B. While observing a fingerstick blood glucose at 1145 on 12/02/15 the Certified Nurse Aide (CNA) was observed to touch patient with gloved hands, pick up the glucometer to perform the fingerstick, then place the glucometer back in the glucometer case without cleaning it first.
C. During an interview with the Quality & Risk Director and Cardio-Pulmonary Director at 1200 on 12/02/15 they both verified the findings in B.
Based on policy and procedure review, document review and interview, it was determined the Facility failed to ensure the temperature and humidity levels in Operating Rooms (OR) # (number) 1-4 were maintained at levels determined by policy and procedure from 09/01/15 through 11/30/15. Failure to ensure the OR temperatures and humidity levels were held between 68 and 73 degrees and 50 and 60 percent respectively, had the potential to allow bacterial growth in the rooms and on any instruments stored in the rooms thus reducing infections. The failed process had the potential to affect any patient who underwent procedures in OR rooms#1-4 between 9/01/15 and 11/30/15. Findings follow:
A. Review of the policy and procedure titled TEMPERATURE AND HUMIDITY received from the Surgical Services Director on 12/01/15 revealed the following:
To provide an environmentally safe department.

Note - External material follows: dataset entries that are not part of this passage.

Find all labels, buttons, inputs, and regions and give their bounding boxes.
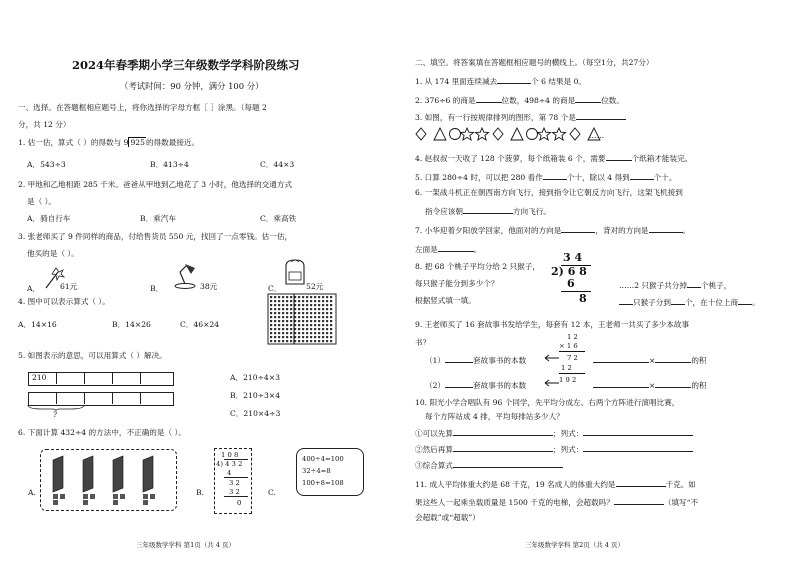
calc-partial-1: 7 2 [567, 354, 578, 362]
answer-blank[interactable] [738, 296, 752, 305]
q8-note-cont: 只猴子分到 个，在十位上商 。 [619, 296, 760, 308]
answer-blank[interactable] [576, 111, 626, 120]
answer-blank[interactable] [614, 496, 664, 505]
answer-blank[interactable] [655, 379, 691, 388]
q3-price-b: 38元 [200, 282, 218, 291]
q11-stem: 11. 成人平均体重大约是 68 千克，19 名成人的体重大约是 千克。如 [415, 480, 696, 489]
q3-option-a[interactable]: A． [27, 284, 41, 293]
q3-option-b[interactable]: B． [150, 284, 164, 293]
q1-option-a[interactable]: A．543÷3 [27, 160, 66, 169]
calc-product: 1 9 2 [559, 376, 577, 384]
calc-dividend: 2) 6 8 [551, 265, 587, 278]
calc-partial-2: 1 2 [561, 364, 572, 372]
q1-option-b[interactable]: B．413÷4 [150, 160, 189, 169]
answer-blank[interactable] [619, 296, 633, 305]
q7-fill: 7. 小华迎着夕阳放学回家，他面对的方向是 ，背对的方向是 。 [415, 226, 691, 235]
q8-long-division [551, 253, 601, 311]
division-bracket: 925 [130, 138, 145, 147]
q8-note: ……2 只猴子共分掉 个桃子， [619, 281, 732, 290]
answer-blank[interactable] [463, 205, 513, 214]
calc-multiplicand: 1 2 [567, 333, 578, 341]
calc-quotient: 1 0 8 [221, 451, 239, 459]
q5-option-b[interactable]: B．210÷3×4 [230, 391, 281, 400]
answer-blank[interactable] [583, 443, 693, 452]
q6-option-a-figure [40, 449, 177, 511]
q6-option-b[interactable]: B. [196, 488, 204, 497]
q6-fill-cont: 指令应该朝 方向飞行。 [425, 207, 551, 216]
q8-stem-cont: 每只猴子能分到多少个？ [415, 279, 499, 288]
q5-stem: 5. 如图表示的意思，可以用算式（ ）解决。 [18, 351, 167, 360]
q9-row-1-right: × 的积 [593, 354, 707, 366]
q6-option-a[interactable]: A. [28, 488, 36, 497]
answer-blank[interactable] [687, 279, 701, 288]
q5-option-c[interactable]: C．210×4÷3 [230, 409, 281, 418]
section1-heading: 一、选择。在答题框相应题号上，将你选择的字母方框［ ］涂黑。（每题 2 [18, 103, 267, 112]
answer-blank[interactable] [453, 443, 553, 452]
q9-row-2: （2） 套故事书的本数 [425, 381, 527, 390]
calc-step4: 0 [237, 499, 242, 507]
answer-blank[interactable] [453, 427, 553, 436]
q11-stem-end: 会超载”或“超载”） [415, 513, 480, 522]
section2-heading: 二、填空。将答案填在答题框相应题号的横线上。（每空1分，共27分） [415, 58, 654, 67]
answer-blank[interactable] [616, 478, 666, 487]
desk-lamp-icon [165, 262, 199, 288]
q9-row-1: （1） 套故事书的本数 [425, 356, 527, 365]
arrow-pointers [543, 350, 563, 390]
q11-stem-cont: 果这些人一起乘坐载质量是 1500 千克的电梯，会超载吗？ （填写“不 [415, 498, 699, 507]
q7-fill-cont: 左面是 。 [415, 245, 482, 254]
q5-fill: 5. 口算 280÷4 时，可以把 280 看作 个十，除以 4 得到 个十。 [415, 173, 677, 182]
pattern-ellipsis: …… [589, 131, 605, 140]
q9-stem-cont: 书？ [415, 338, 431, 347]
q2-option-a[interactable]: A．骑自行车 [27, 214, 71, 223]
page-footer: 三年级数学学科 第1页（共 4 页） [136, 541, 235, 549]
q6-option-b-figure [214, 448, 252, 514]
base-ten-blocks [47, 454, 171, 506]
q4-stem: 4. 图中可以表示算式（ ）。 [18, 297, 110, 306]
answer-blank[interactable] [476, 94, 502, 103]
answer-blank[interactable] [445, 379, 473, 388]
q9-vertical-calc [557, 333, 597, 393]
calc-step1: 4 [227, 469, 232, 477]
q8-stem: 8. 把 68 个桃子平均分给 2 只猴子， [415, 262, 540, 271]
q10-stem-cont: 每个方阵站成 4 排，平均每排站多少人？ [425, 412, 564, 421]
section1-heading-cont: 分，共 12 分） [18, 120, 71, 129]
calc-remainder: 8 [579, 292, 587, 305]
q2-stem-cont: 是（ ）。 [27, 197, 56, 206]
q2-option-c[interactable]: C．乘高铁 [260, 214, 297, 223]
answer-blank[interactable] [445, 354, 473, 363]
q3-stem-cont: 他买的是（ ）。 [27, 249, 79, 258]
q8-instruction: 根据竖式填一填。 [415, 296, 476, 305]
answer-blank[interactable] [497, 75, 531, 84]
q10-step-2: ②然后再算 ；列式： [415, 443, 693, 455]
q6-option-c[interactable]: C. [268, 488, 276, 497]
answer-blank[interactable] [606, 152, 632, 161]
calc-quotient: 3 4 [563, 251, 583, 264]
calc-step3: 3 2 [229, 488, 240, 496]
q2-fill: 2. 376÷6 的商是 位数，498÷4 的商是 位数。 [415, 96, 624, 105]
q4-option-a[interactable]: A．14×16 [18, 320, 57, 329]
q6-fill: 6. 一架战斗机正在朝西南方向飞行，接到指令让它朝反方向飞行，这架飞机接到 [415, 188, 683, 197]
answer-blank[interactable] [593, 354, 649, 363]
q3-price-a: 61元 [60, 282, 78, 291]
segment-label: 210 [32, 373, 47, 382]
q6-option-c-figure [296, 448, 364, 496]
q10-stem: 10. 阳光小学合唱队有 96 个同学，先平均分成左、右两个方阵进行演唱比赛， [415, 398, 680, 407]
answer-blank[interactable] [649, 224, 683, 233]
answer-blank[interactable] [630, 171, 654, 180]
answer-blank[interactable] [453, 459, 563, 468]
q4-fill: 4. 赵叔叔一天收了 128 个菠萝，每个纸箱装 6 个，需要 个纸箱才能装完。 [415, 154, 693, 163]
q3-fill: 3. 如图，有一行按规律排列的图形，第 78 个是 [415, 111, 626, 123]
calc-step2: 3 2 [229, 479, 240, 487]
q3-option-c[interactable]: C． [268, 284, 282, 293]
calc-c-line1: 400÷4=100 [302, 455, 344, 463]
calc-multiplier: × 1 6 [559, 342, 578, 350]
answer-blank[interactable] [583, 427, 693, 436]
q4-option-c[interactable]: C．46×24 [180, 320, 220, 329]
calc-c-line2: 32÷4=8 [302, 467, 331, 475]
q10-step-3: ③综合算式 [415, 459, 563, 471]
page-footer: 三年级数学学科 第2页（共 4 页） [525, 541, 624, 549]
q3-stem: 3. 张老师买了 9 件同样的商品，付给售货员 550 元，找回了一点零钱。估一估， [18, 232, 293, 241]
answer-blank[interactable] [655, 354, 691, 363]
answer-blank[interactable] [543, 171, 567, 180]
answer-blank[interactable] [671, 296, 685, 305]
q5-option-a[interactable]: A．210÷4×3 [230, 373, 280, 382]
q9-row-2-right: × 的积 [593, 379, 707, 391]
exam-subtitle: （考试时间：90 分钟，满分 100 分） [120, 81, 264, 91]
q1-fill: 1. 从 174 里面连续减去 个 6 结果是 0。 [415, 77, 587, 86]
q6-stem: 6. 下面计算 432÷4 的方法中，不正确的是（ ）。 [18, 428, 186, 437]
q4-option-b[interactable]: B．14×26 [112, 320, 151, 329]
answer-blank[interactable] [593, 379, 649, 388]
exam-title: 2024年春季期小学三年级数学学科阶段练习 [72, 58, 300, 72]
q10-step-1: ①可以先算 ；列式： [415, 427, 693, 439]
q2-stem: 2. 甲地和乙地相距 285 千米。爸爸从甲地到乙地花了 3 小时，他选择的交通方式 [18, 180, 293, 189]
q4-dot-grid [268, 294, 336, 344]
q3-price-c: 52元 [306, 282, 324, 291]
answer-blank[interactable] [575, 94, 601, 103]
q1-stem: 1. 估一估，算式（ ）的得数与 9 925的得数最接近。 [18, 138, 200, 147]
calc-c-line3: 100+8=108 [302, 479, 344, 487]
backpack-icon [282, 258, 308, 286]
q2-option-b[interactable]: B．乘汽车 [140, 214, 176, 223]
question-mark: ? [53, 410, 58, 419]
calc-subtract: 6 [567, 277, 575, 290]
page-2 [397, 0, 794, 561]
answer-blank[interactable] [561, 224, 595, 233]
calc-dividend: 4) 4 3 2 [216, 460, 243, 468]
q1-option-c[interactable]: C．44×3 [260, 160, 295, 169]
q9-stem: 9. 王老师买了 16 套故事书发给学生，每套有 12 本，王老师一共买了多少本故事 [415, 320, 690, 329]
answer-blank[interactable] [438, 243, 474, 252]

A. The temperature of the operating room should be maintained between 68 degrees and 73 degrees F (Fahrenheit). The humidity should range between 50 % (percent) and 60%. B. The temperature and humidity will be monitored and recorded per computer by the Engineering Department.

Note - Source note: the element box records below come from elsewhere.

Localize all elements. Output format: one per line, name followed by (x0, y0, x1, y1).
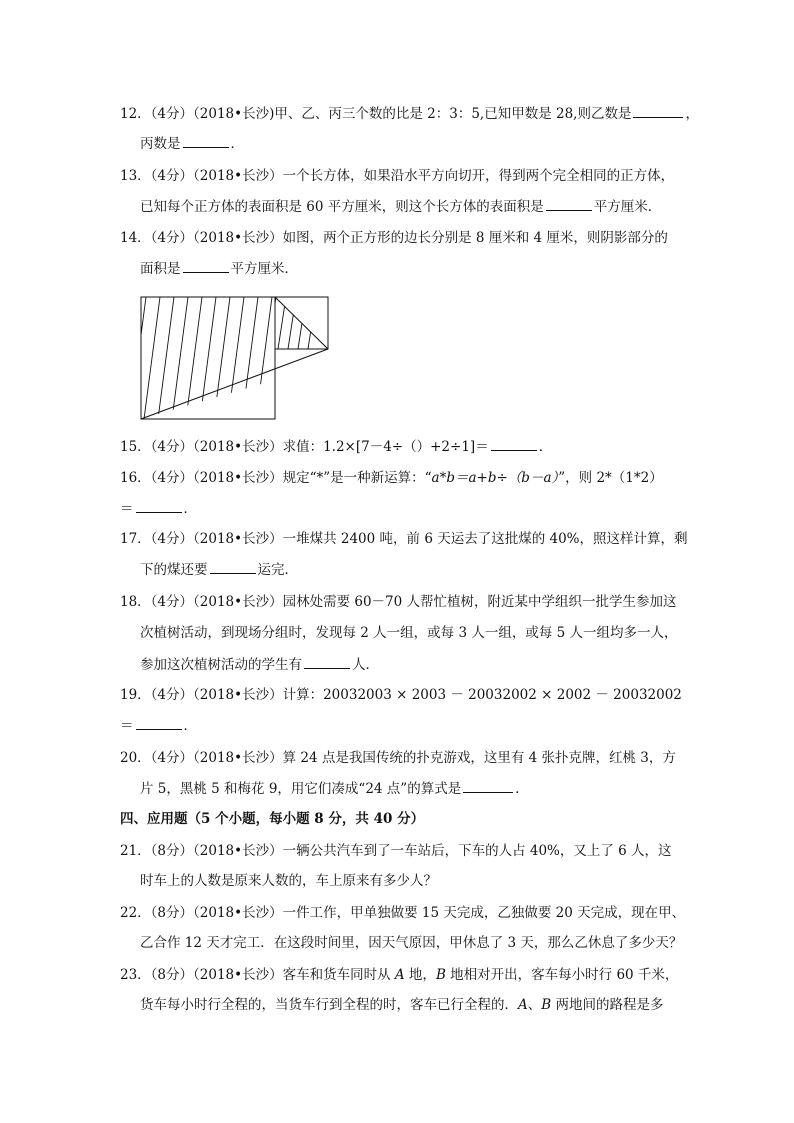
q23-line2: 货车每小时行全程的，当货车行到全程的时，客车已行全程的．A、B 两地间的路程是多 (140, 997, 664, 1013)
q19-line2: ＝ ． (120, 718, 197, 734)
q16-line1: 16．（4分）（2018•长沙）规定“*”是一种新运算：“a*b＝a+b÷（b－a）”，则 2*（1*2） (120, 470, 663, 486)
q13-line2: 已知每个正方体的表面积是 60 平方厘米，则这个长方体的表面积是 平方厘米． (140, 199, 662, 215)
q15-line1: 15．（4分）（2018•长沙）求值：1.2×[7－4÷（）+2÷1]＝ ． (120, 439, 553, 455)
section-heading-application-problems: 四、应用题（5 个小题，每小题 8 分，共 40 分） (120, 811, 425, 827)
q20-line2: 片 5，黑桃 5 和梅花 9，用它们凑成“24 点”的算式是 ． (140, 781, 529, 797)
q12-line1: 12．（4分）（2018•长沙)甲、乙、丙三个数的比是 2：3：5,已知甲数是 28,则乙数是 ， (120, 106, 699, 122)
two-squares-shaded-figure (138, 294, 334, 422)
answer-blank[interactable] (304, 655, 350, 669)
diagonal-line (141, 349, 328, 419)
answer-blank[interactable] (210, 560, 256, 574)
answer-blank[interactable] (491, 437, 537, 451)
q22-line2: 乙合作 12 天才完工．在这段时间里，因天气原因，甲休息了 3 天，那么乙休息了多少天？ (140, 935, 683, 951)
q19-line1: 19．（4分）（2018•长沙）计算：20032003 × 2003 － 20032002 × 2002 － 20032002 (120, 687, 682, 703)
q23-line1: 23．（8分）（2018•长沙）客车和货车同时从 A 地，B 地相对开出，客车每小时行 60 千米， (120, 967, 679, 983)
q18-line3: 参加这次植树活动的学生有 人． (140, 657, 379, 673)
answer-blank[interactable] (633, 104, 683, 118)
answer-blank[interactable] (183, 134, 229, 148)
q21-line2: 时车上的人数是原来人数的，车上原来有多少人？ (140, 873, 437, 889)
answer-blank[interactable] (183, 259, 229, 273)
q17-line1: 17．（4分）（2018•长沙）一堆煤共 2400 吨，前 6 天运去了这批煤的 40%，照这样计算，剩 (120, 531, 688, 547)
q16-line2: ＝ ． (120, 501, 197, 517)
q22-line1: 22．（8分）（2018•长沙）一件工作，甲单独做要 15 天完成，乙独做要 20 天完成，现在甲、 (120, 905, 686, 921)
shaded-region-large (138, 297, 286, 419)
q13-line1: 13．（4分）（2018•长沙）一个长方体，如果沿水平方向切开，得到两个完全相同的正方体， (120, 168, 675, 184)
q20-line1: 20．（4分）（2018•长沙）算 24 点是我国传统的扑克游戏，这里有 4 张扑克牌，红桃 3，方 (120, 750, 676, 766)
q18-line2: 次植树活动，到现场分组时，发现每 2 人一组，或每 3 人一组，或每 5 人一组均多一人， (140, 625, 678, 641)
q14-line1: 14．（4分）（2018•长沙）如图，两个正方形的边长分别是 8 厘米和 4 厘米，则阴影部分的 (120, 230, 668, 246)
answer-blank[interactable] (546, 197, 592, 211)
answer-blank[interactable] (136, 499, 182, 513)
q21-line1: 21．（8分）（2018•长沙）一辆公共汽车到了一车站后，下车的人占 40%，又上了 6 人，这 (120, 843, 672, 859)
q14-line2: 面积是 平方厘米． (140, 261, 298, 277)
small-square-diagonal (275, 297, 328, 349)
q18-line1: 18．（4分）（2018•长沙）园林处需要 60－70 人帮忙植树，附近某中学组织一批学生参加这 (120, 594, 677, 610)
q17-line2: 下的煤还要 运完． (140, 562, 298, 578)
answer-blank[interactable] (136, 716, 182, 730)
answer-blank[interactable] (463, 779, 513, 793)
q12-line2: 丙数是 ． (140, 136, 244, 152)
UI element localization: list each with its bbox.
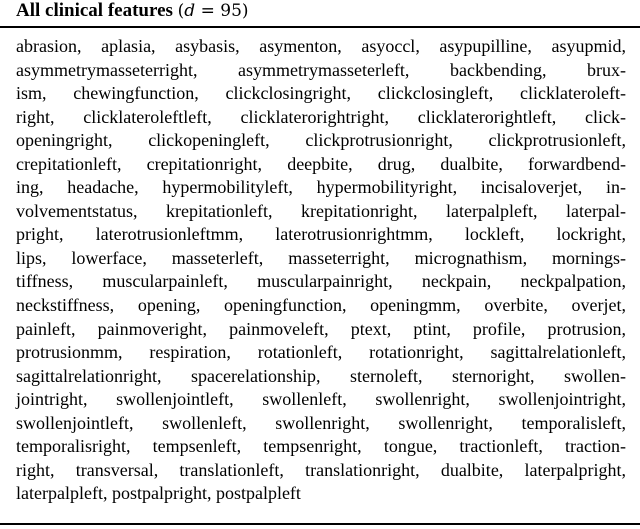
feature-line: painleft, painmoveright, painmoveleft, ptext, ptint, profile, protrusion, [16, 318, 626, 339]
feature-line: swollenjointleft, swollenleft, swollenright, swollenright, temporalisleft, [16, 412, 626, 433]
param-equals: = [195, 1, 221, 21]
feature-line: ism, chewingfunction, clickclosingright, clickclosingleft, clicklateroleft- [16, 83, 626, 104]
feature-line: right, clicklateroleftleft, clicklaterorightright, clicklaterorightleft, click- [16, 106, 626, 127]
feature-list [16, 35, 626, 506]
param-variable: d [184, 1, 196, 21]
feature-line: ing, headache, hypermobilityleft, hypermobilityright, incisaloverjet, in- [16, 177, 626, 198]
feature-line: openingright, clickopeningleft, clickprotrusionright, clickprotrusionleft, [16, 130, 626, 151]
table-title: All clinical features [16, 0, 173, 21]
feature-line: jointright, swollenjointleft, swollenleft, swollenright, swollenjointright, [16, 389, 626, 410]
param-open: ( [177, 1, 185, 21]
feature-line: right, transversal, translationleft, translationright, dualbite, laterpalpright, [16, 459, 626, 480]
top-rule [0, 26, 640, 28]
feature-line: temporalisright, tempsenleft, tempsenright, tongue, tractionleft, traction- [16, 436, 626, 457]
feature-line: volvementstatus, krepitationleft, krepitationright, laterpalpleft, laterpal- [16, 200, 626, 221]
feature-line: abrasion, aplasia, asybasis, asymenton, asyoccl, asypupilline, asyupmid, [16, 36, 626, 56]
feature-line: protrusionmm, respiration, rotationleft, rotationright, sagittalrelationleft, [16, 342, 626, 363]
feature-line: laterpalpleft, postpalpright, postpalpleft [16, 483, 301, 504]
feature-line: tiffness, muscularpainleft, muscularpainright, neckpain, neckpalpation, [16, 271, 626, 292]
feature-line: crepitationleft, crepitationright, deepbite, drug, dualbite, forwardbend- [16, 153, 626, 174]
feature-line: sagittalrelationright, spacerelationship, sternoleft, sternoright, swollen- [16, 365, 626, 386]
feature-line: lips, lowerface, masseterleft, masseterright, micrognathism, mornings- [16, 247, 626, 268]
bottom-rule [0, 523, 640, 525]
param-value: 95 [220, 1, 242, 21]
feature-line: pright, laterotrusionleftmm, laterotrusionrightmm, lockleft, lockright, [16, 224, 626, 245]
feature-line: neckstiffness, opening, openingfunction, openingmm, overbite, overjet, [16, 295, 626, 316]
dimension-annotation [178, 1, 249, 21]
feature-line: asymmetrymasseterright, asymmetrymasseterleft, backbending, brux- [16, 59, 626, 80]
table-header [16, 0, 249, 22]
param-close: ) [241, 1, 249, 21]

C. Should the temperature and/or the humidity exceed the specified ranges engineering will notify the OR Department. Hand held gauges will be kept in each OR suite for periodic testing when indicated.

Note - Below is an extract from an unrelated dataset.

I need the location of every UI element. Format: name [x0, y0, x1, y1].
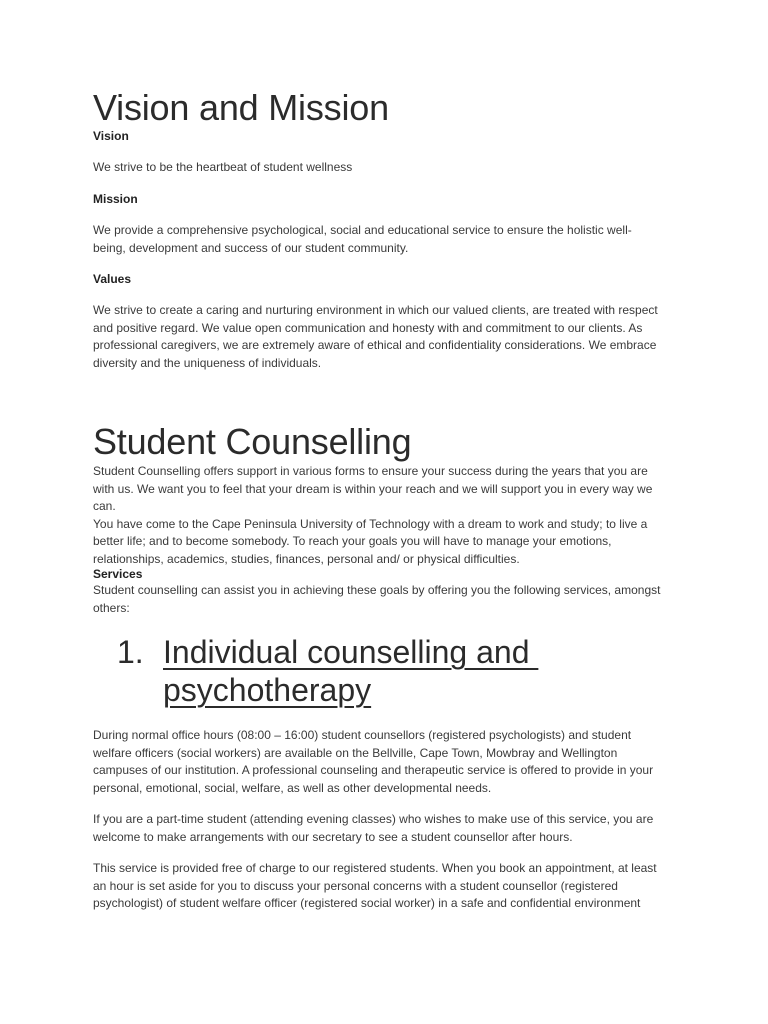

B. Review of the temperature and humidity record sheets received from the Physical Plant Director on 12/02/15 revealed readings performed three times a day by computer. Review of the temperature and humidity sheets from 09/01/15 through 11/30/15 revealed no documentation the temperature and humidity readings were within the ranges mandated by the Facility's policy and procedure: 68 - 73 degrees for temperature and 50 - 60 % for humidity. During an interview with the Physical Plant Director on 12/02/15 he verified the findings in B.
C. During an interview with the Surgical Services Director at 1050 on 12/03/15 he stated he checked temperature and humidity levels in all four OR rooms with a hand held gauge on 12/03/15 and there was discrepancies between the hand held readings and the computer readings.